In a members’ voluntary liquidation, the liquidator must hold a meeting of the company each year and provide details of his or her actions and dealings, and of the conduct of the winding up in the preceding year.In voluntary liquidation proceedings, the company’s directors must, pursuant to rules 5.6 to 5.8 of the AIFC Insolvency Rules:
• provide information about the company’s affairs to the liquidator and attend interviews with the liquidator as and when reasonably required
• look after and hand over the company’s assets to the liquidator, together with all its books, records, bank statements, insurance policies and other papers relating to its assets and liabilities
The Liquidator prepares a Statement of Affairs, which is intended to show a company’s position prior to liquidation.

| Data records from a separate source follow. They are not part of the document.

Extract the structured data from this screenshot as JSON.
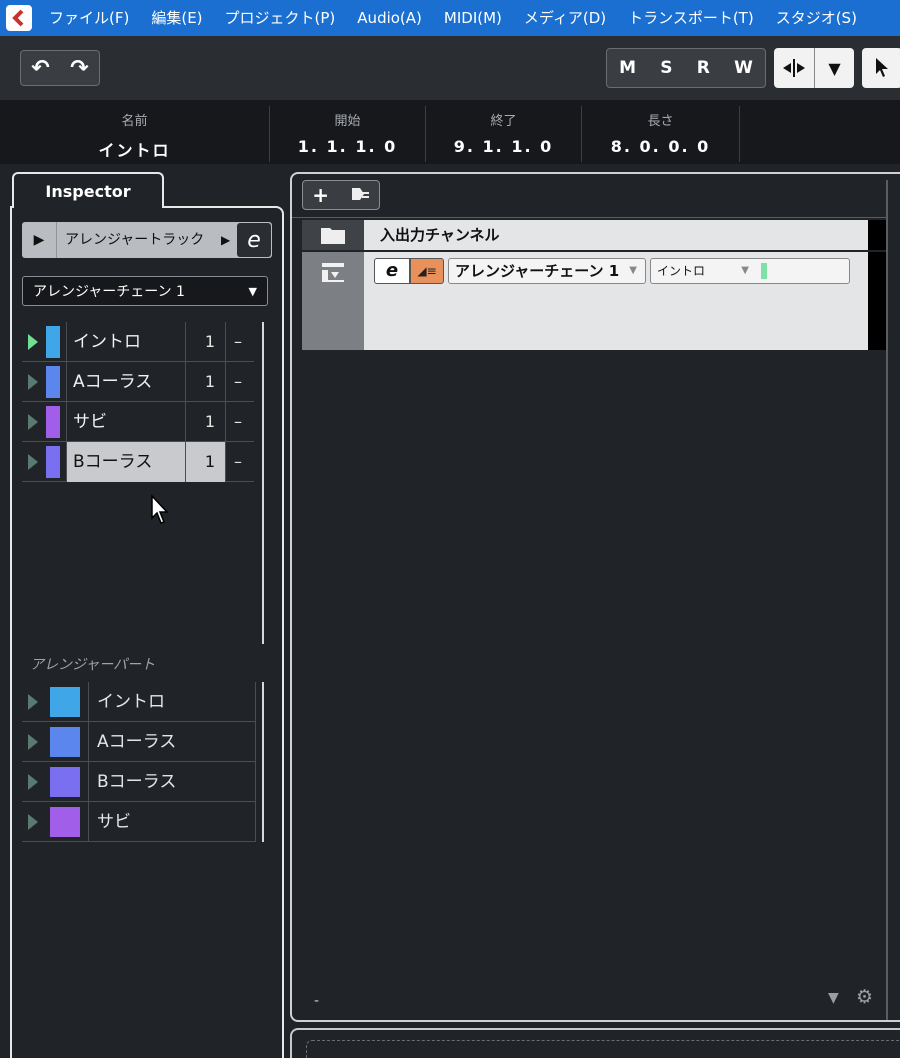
{
  "menubar": {
    "items": [
      "ファイル(F)",
      "編集(E)",
      "プロジェクト(P)",
      "Audio(A)",
      "MIDI(M)",
      "メディア(D)",
      "トランスポート(T)",
      "スタジオ(S)"
    ],
    "logo_color": "#c8322f"
  },
  "toolbar": {
    "undo_icon": "undo-icon",
    "redo_icon": "redo-icon",
    "m": "M",
    "s": "S",
    "r": "R",
    "w": "W",
    "split_icon": "range-split-icon",
    "dropdown_icon": "chevron-down-icon",
    "pointer_icon": "pointer-icon"
  },
  "infoline": {
    "name_label": "名前",
    "name_value": "イントロ",
    "start_label": "開始",
    "start_value": "1. 1. 1.   0",
    "end_label": "終了",
    "end_value": "9. 1. 1.   0",
    "length_label": "長さ",
    "length_value": "8. 0. 0.   0"
  },
  "inspector": {
    "tab": "Inspector",
    "track_name": "アレンジャートラック",
    "edit_glyph": "e",
    "chain": "アレンジャーチェーン 1",
    "chain_rows": [
      {
        "name": "イントロ",
        "count": "1",
        "dash": "–",
        "color": "#3fa7e8",
        "active": true
      },
      {
        "name": "Aコーラス",
        "count": "1",
        "dash": "–",
        "color": "#5b86ee",
        "active": false
      },
      {
        "name": "サビ",
        "count": "1",
        "dash": "–",
        "color": "#a15ee8",
        "active": false
      },
      {
        "name": "Bコーラス",
        "count": "1",
        "dash": "–",
        "color": "#7a6ff0",
        "active": false,
        "selected": true
      }
    ],
    "parts_label": "アレンジャーパート",
    "parts": [
      {
        "name": "イントロ",
        "color": "#3fa7e8"
      },
      {
        "name": "Aコーラス",
        "color": "#5b86ee"
      },
      {
        "name": "Bコーラス",
        "color": "#7a6ff0"
      },
      {
        "name": "サビ",
        "color": "#a15ee8"
      }
    ]
  },
  "project": {
    "add_icon": "plus-icon",
    "add_track_icon": "add-track-icon",
    "folder_track": "入出力チャンネル",
    "arranger_row": {
      "edit_glyph": "e",
      "mode_icon": "arranger-mode-icon",
      "chain": "アレンジャーチェーン 1",
      "part": "イントロ",
      "part_color": "#7de1a8"
    },
    "status_dash": "-",
    "settings_icon": "gear-icon"
  }
}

It details the company’s assets and liabilities as well as any fixed or floating charges that are secured against company assets (Form 1.08)Liquidation ends when the company is dissolved after the final general meeting of the members held by the liquidator. The duration of the liquidation process will depend on the circumstances of the individual case (e.g. the nature of the assets involved), but once the process has been completed the company will be dissolved and cease to exist. If it later turns out that the company is not solvent, the liquidator will call a meeting of creditors and the liquidation becomes a creditors’ voluntary liquidation.
1.2 Creditors’ voluntary liquidation
This is when the shareholders of the company decide to put the company into liquidation, but there aren’t enough assets to pay the creditors in full i.e. the company is insolvent. The liquidation begins from the time the resolution to wind up is passed. If the majority of directors do not make a declaration of solvency (according to section 31 (1) of the AIFC Insolvency Regulations, or the company is insolvent, the shareholders can still vote for a voluntary liquidation. This type of liquidation is called a creditors’ voluntary liquidation.

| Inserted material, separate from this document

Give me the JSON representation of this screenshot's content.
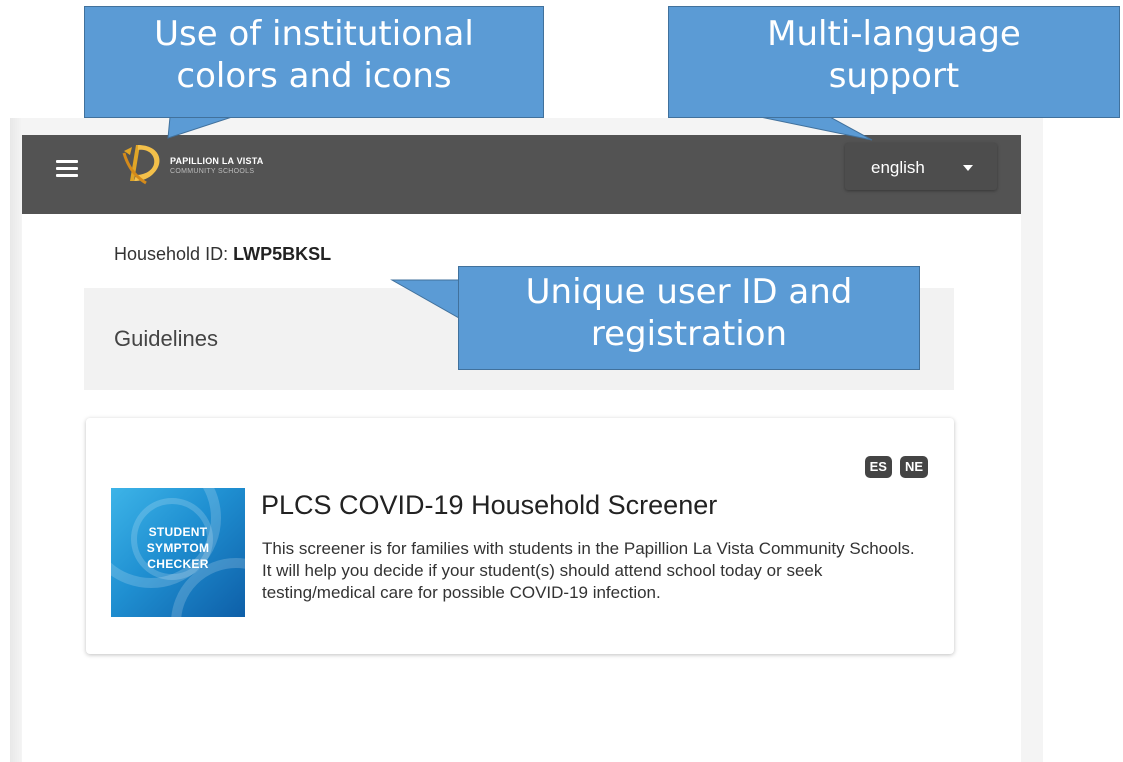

To vote for a voluntary liquidation, the shareholders must:
• hold a general meeting of the company
• pass a resolution for voluntary winding up (as for members’ voluntary liquidation)

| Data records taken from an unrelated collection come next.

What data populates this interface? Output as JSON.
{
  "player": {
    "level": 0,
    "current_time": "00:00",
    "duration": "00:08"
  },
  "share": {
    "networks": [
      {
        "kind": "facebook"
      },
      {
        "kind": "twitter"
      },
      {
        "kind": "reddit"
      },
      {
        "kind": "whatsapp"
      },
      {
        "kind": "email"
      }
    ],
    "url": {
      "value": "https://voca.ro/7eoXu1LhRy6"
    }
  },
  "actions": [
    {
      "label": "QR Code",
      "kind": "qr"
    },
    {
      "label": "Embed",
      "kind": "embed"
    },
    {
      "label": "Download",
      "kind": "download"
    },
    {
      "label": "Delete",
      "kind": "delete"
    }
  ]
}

The company can nominate an authorised insolvency practitioner as liquidator. It must also call a meeting of creditors (usually on the same day as the shareholders’ meeting) at which they receive details of its financial affairs. The creditors can nominate a liquidator and their nomination.The liquidator takes control of the company’s affairs and all powers of the directors’ cease, in accordance with section 32 (2) of the AIFC Insolvency Regulations.
The Liquidator prepares a Statement of Affairs, which is intended to show a company’s position prior to liquidation. It details the company’s assets and liabilities as well as any fixed or floating charges that are secured against company assets (Form 1.09)
The liquidator disposes of all the company’s assets and, after paying the costs and expenses of the liquidation, distributes any remaining money to the creditors.
In a creditors’ voluntary liquidation, the liquidator has to hold annual creditors’ meetings for every year in compliance with section 42 of the AIFC Insolvency Regulations. In this meeting, the liquidator must also provide the meetings an account of the various actions and measures taken and the conduct of the liquidation process during the preceding year. The liquidator also has a duty to make a report to the Ministry of Justice of Republic of Kazakhstan or to the Registrar as the case may be regarding the conduct of the company’s director. As soon as the affairs of the company are fully wound up, the liquidator will hold final meetings of the company and its creditors.